Mit dem Ritus der Aschenauflegung begann im Altertum für die öffentlichen Büßer die Zeit ihrer Versöhnung mit der kirchlichen Gemeinschaft. Seit dem 11. Jahrhundert ist die Austeilung der Asche an alle Gläubigen belegt. Neben der traditionellen Deutung: "Bedenke, Mensch, dass du Staub bist und wieder zum Staub zurückkehren wirst" (Gen 3,19), erinnert das programmatische Reichgottes-Programm "Bekehrt euch und glaubt an das Evangelium" (Mk 1,15) bei der Aschenauflegung an eine ganzheitliche Neuorientierung im Handeln und Denken. Damit wird deutlich, dass das Fasten nur ein Teilaspekt dieser liturgischen Zeit darstellt.
Von Misereor (1976) und vom Fastenopfer (1977) wurde das nur noch in spärlichen Resten vorhandene Fastensymbol "Hungertuch" neu aufgegriffen. Es handelte sich ursprünglich um ein Fastenvelum, womit dem Volk seit dem 11. Jahrhundert in der Fastenzeit der Blick zum Altar verdeckt wurde. Im heutigen Hungertuch möchten Werke von Künstlern der Dritten Welt helfen, religiöse und kulturelle Werte, aber auch Probleme und Nöte von Mitchristen in der Dritten Welt aufzuschließen und auf diese Weise den Fastengedanken zu vertiefen.

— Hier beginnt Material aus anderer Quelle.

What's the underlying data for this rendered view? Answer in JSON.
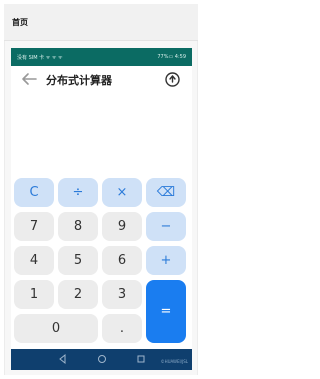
{
  "top_bar": {
    "title": "首页"
  },
  "status_bar": {
    "left": "没有 SIM 卡 ᯤ ᯤ ᯤ",
    "right": "77%▭ 4:59"
  },
  "app_bar": {
    "title": "分布式计算器"
  },
  "keys": [
    {
      "label": "C",
      "name": "clear-key",
      "type": "op"
    },
    {
      "label": "÷",
      "name": "divide-key",
      "type": "op"
    },
    {
      "label": "×",
      "name": "multiply-key",
      "type": "op"
    },
    {
      "label": "⌫",
      "name": "backspace-key",
      "type": "op"
    },
    {
      "label": "7",
      "name": "digit-7-key",
      "type": "num"
    },
    {
      "label": "8",
      "name": "digit-8-key",
      "type": "num"
    },
    {
      "label": "9",
      "name": "digit-9-key",
      "type": "num"
    },
    {
      "label": "−",
      "name": "minus-key",
      "type": "op"
    },
    {
      "label": "4",
      "name": "digit-4-key",
      "type": "num"
    },
    {
      "label": "5",
      "name": "digit-5-key",
      "type": "num"
    },
    {
      "label": "6",
      "name": "digit-6-key",
      "type": "num"
    },
    {
      "label": "+",
      "name": "plus-key",
      "type": "op"
    },
    {
      "label": "1",
      "name": "digit-1-key",
      "type": "num"
    },
    {
      "label": "2",
      "name": "digit-2-key",
      "type": "num"
    },
    {
      "label": "3",
      "name": "digit-3-key",
      "type": "num"
    },
    {
      "label": "=",
      "name": "equals-key",
      "type": "eq"
    },
    {
      "label": "0",
      "name": "digit-0-key",
      "type": "num"
    },
    {
      "label": ".",
      "name": "decimal-key",
      "type": "num"
    }
  ],
  "nav_bar": {
    "watermark": "©HUAWEI/JSL"
  },
  "colors": {
    "status": "#0b6b63",
    "accent": "#1a7df0",
    "operator_bg": "#cfe1f7",
    "key_bg": "#ececec",
    "nav": "#0f3f6e"
  },
  "icons": {
    "back": "arrow-left-icon",
    "share": "device-transfer-icon"
  }
}
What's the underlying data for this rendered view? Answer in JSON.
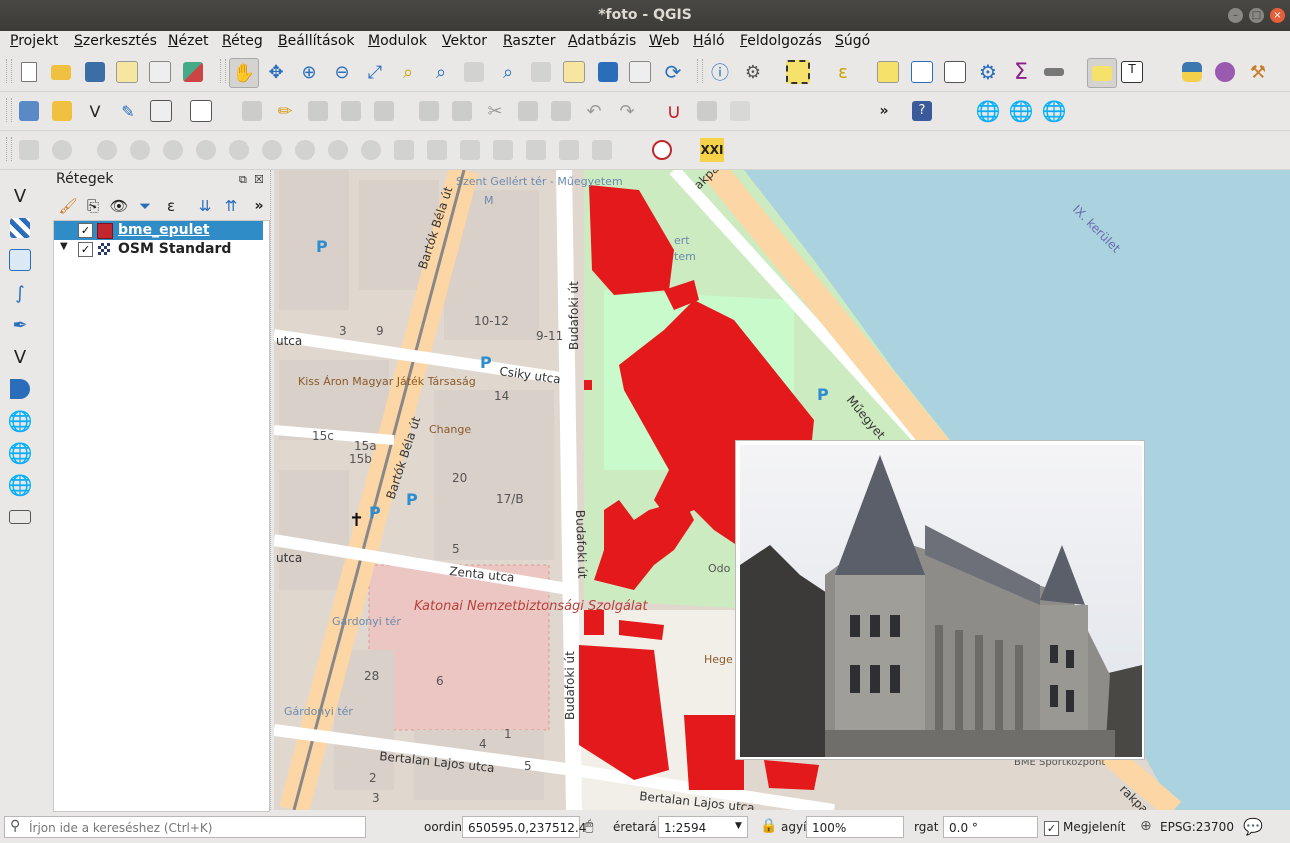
{
  "window": {
    "title": "*foto - QGIS"
  },
  "menu": [
    "Projekt",
    "Szerkesztés",
    "Nézet",
    "Réteg",
    "Beállítások",
    "Modulok",
    "Vektor",
    "Raszter",
    "Adatbázis",
    "Web",
    "Háló",
    "Feldolgozás",
    "Súgó"
  ],
  "toolbar": {
    "snapping_tolerance": "12",
    "more_label": "»",
    "label_tool": "XXI"
  },
  "layers_panel": {
    "title": "Rétegek",
    "more_label": "»",
    "layers": [
      {
        "name": "bme_epulet",
        "checked": true,
        "selected": true,
        "color": "#c1272d"
      },
      {
        "name": "OSM Standard",
        "checked": true,
        "selected": false
      }
    ]
  },
  "map": {
    "street_labels": [
      "Bartók Béla út",
      "Bartók Béla út",
      "Csiky utca",
      "Zenta utca",
      "Bertalan Lajos utca",
      "Bertalan Lajos utca",
      "Budafoki út",
      "Budafoki út",
      "Budafoki út",
      "Műegyet",
      "akpart",
      "IX. kerület",
      "utca",
      "utca",
      "rakpart"
    ],
    "poi_labels": [
      "Szent Gellért tér - Műegyetem",
      "Kiss Áron Magyar Játék Társaság",
      "Change",
      "Katonai Nemzetbiztonsági Szolgálat",
      "Gárdonyi tér",
      "Gárdonyi tér",
      "Odo",
      "Hege szob",
      "BME Sportközpont",
      "ert",
      "tem",
      "M"
    ],
    "house_numbers": [
      "3",
      "9",
      "10-12",
      "9-11",
      "14",
      "15c",
      "15a",
      "15b",
      "20",
      "17/B",
      "5",
      "28",
      "1",
      "2",
      "3",
      "4",
      "5",
      "6"
    ]
  },
  "status": {
    "search_placeholder": "Írjon ide a kereséshez (Ctrl+K)",
    "coord_label": "oordiná",
    "coord_value": "650595.0,237512.4",
    "scale_label": "éretará",
    "scale_value": "1:2594",
    "magnifier_label": "agyít",
    "magnifier_value": "100%",
    "rotation_label": "rgat",
    "rotation_value": "0.0 °",
    "render_label": "Megjelenít",
    "crs": "EPSG:23700"
  },
  "colors": {
    "building_fill": "#e3191c",
    "water": "#aad3df",
    "park": "#c8facc",
    "primary_road": "#fcd6a4",
    "selection": "#308cc6"
  }
}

Etwa zeitgleich mit dem Hungertuch entwickelte sich der Brauch, am Passionssonntag (5. Fastensonntag) die Kreuze und Bilder mit violetten Tüchern zu verhüllen. Anfänglich bezog sich der Brauch nur auf kostbare, mit Edelsteinen geschmückte Kreuze (Gemmenkreuze), später wurde er auf alle Kreuze und Bilder ausgedehnt. Seit der Liturgiereform ist der Verhüllungsbrauch freigestellt.

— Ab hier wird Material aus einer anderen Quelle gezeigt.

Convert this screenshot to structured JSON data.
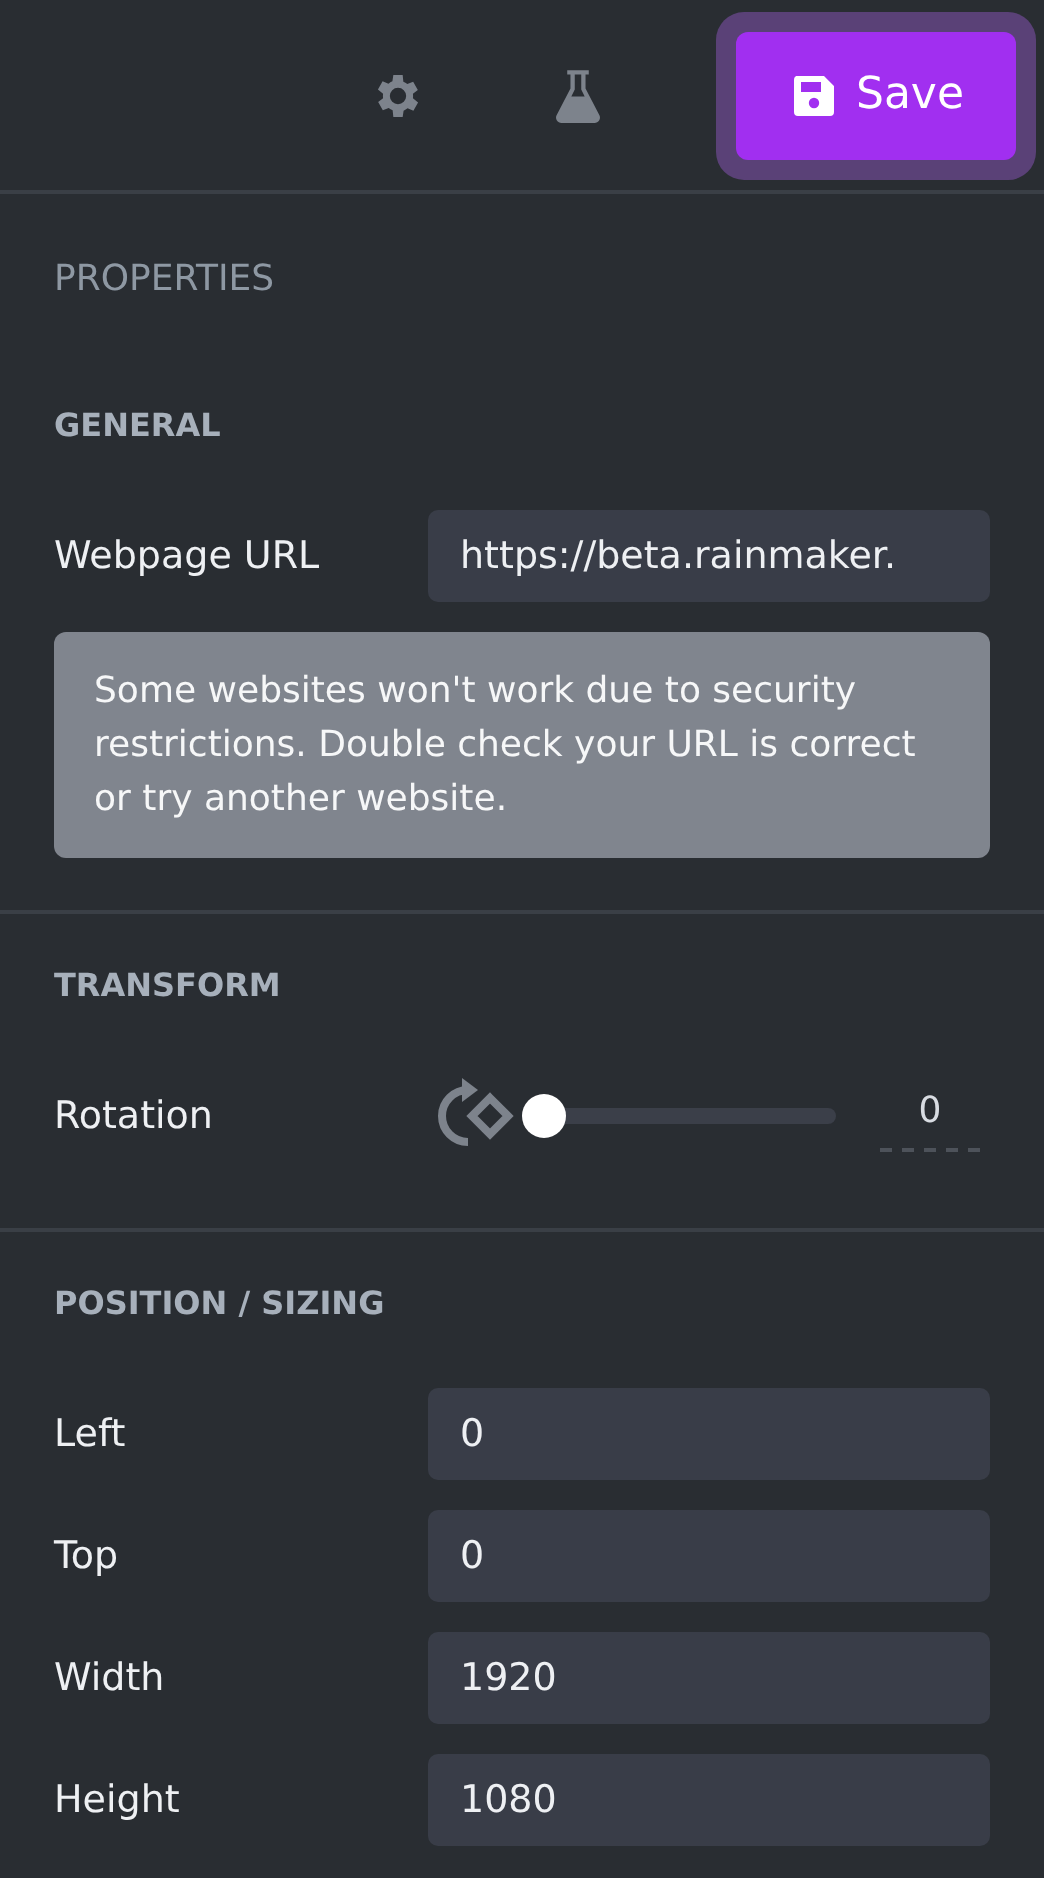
{
  "toolbar": {
    "save_button": {
      "label": "Save"
    }
  },
  "panel": {
    "title": "PROPERTIES"
  },
  "sections": [
    {
      "heading": "GENERAL",
      "rows": [
        {
          "kind": "text",
          "label": "Webpage URL",
          "value": "https://beta.rainmaker."
        }
      ],
      "notice": "Some websites won't work due to security restrictions. Double check your URL is correct or try another website."
    },
    {
      "heading": "TRANSFORM",
      "rows": [
        {
          "kind": "slider",
          "label": "Rotation",
          "level": 0,
          "reading": "0"
        }
      ]
    },
    {
      "heading": "POSITION / SIZING",
      "rows": [
        {
          "kind": "text",
          "label": "Left",
          "value": "0"
        },
        {
          "kind": "text",
          "label": "Top",
          "value": "0"
        },
        {
          "kind": "text",
          "label": "Width",
          "value": "1920"
        },
        {
          "kind": "text",
          "label": "Height",
          "value": "1080"
        }
      ]
    }
  ]
}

Den "Mittefasten"-Sonntag, nach dem lateinischen Eröffnungsgesang Laetare-Sonntag benannt, kennzeichnet eine freudige Stimmung. So lag es nahe, hier Frühlingsbräuche anzusiedeln, die es mit dem Erwachen der Natur zu tun haben. Dazu gehören beispielsweise die "Mittefastenfeuer", die sich in manchen Gegenden der Schweiz erhalten haben.
Unter den volkstümlichen Gebetsformen nimmt der "Kreuzweg" eine bevorzugte Stellung ein. In Anlehnung an das meditative Begehen der Via dolorosa (Kreuzweg Christi) in Jerusalem und dem Bedenken der einzelnen Geschehnisse (Stationen) entwickelte sich auch hierzulande die Kreuzwegandacht. Seit dem 16. Jahrhundert setzt sie sich mit einem Kanon von 14 Stationen durch. In manchen Kirchen finden sich dazu Bilder oder Plastiken, manchenorts gibt es sie auch im Freien auf ausgedehnten Wegen. Seit dem Vaticanum II ist auch ein "biblischer Kreuzweg" im Gebrauch, der mit der Abendmahlsszene beginnt und mit der Auferstehung endet. Aus der traditionellen Kreuzwegandacht werden nur sechs Stationen weiterhin verwendet. In der Schweiz findet sich eine entsprechende Darstellung in der Kirche Goldau SZ. Das KG bietet neben einem traditionellen Kreuzweg in einer analogen Stationenabfolge eine neue, zweite Kreuzwegandacht, die den Kreuzweg der Menschheit meditiert, den diese in der Gefolgschaft Jesu geht.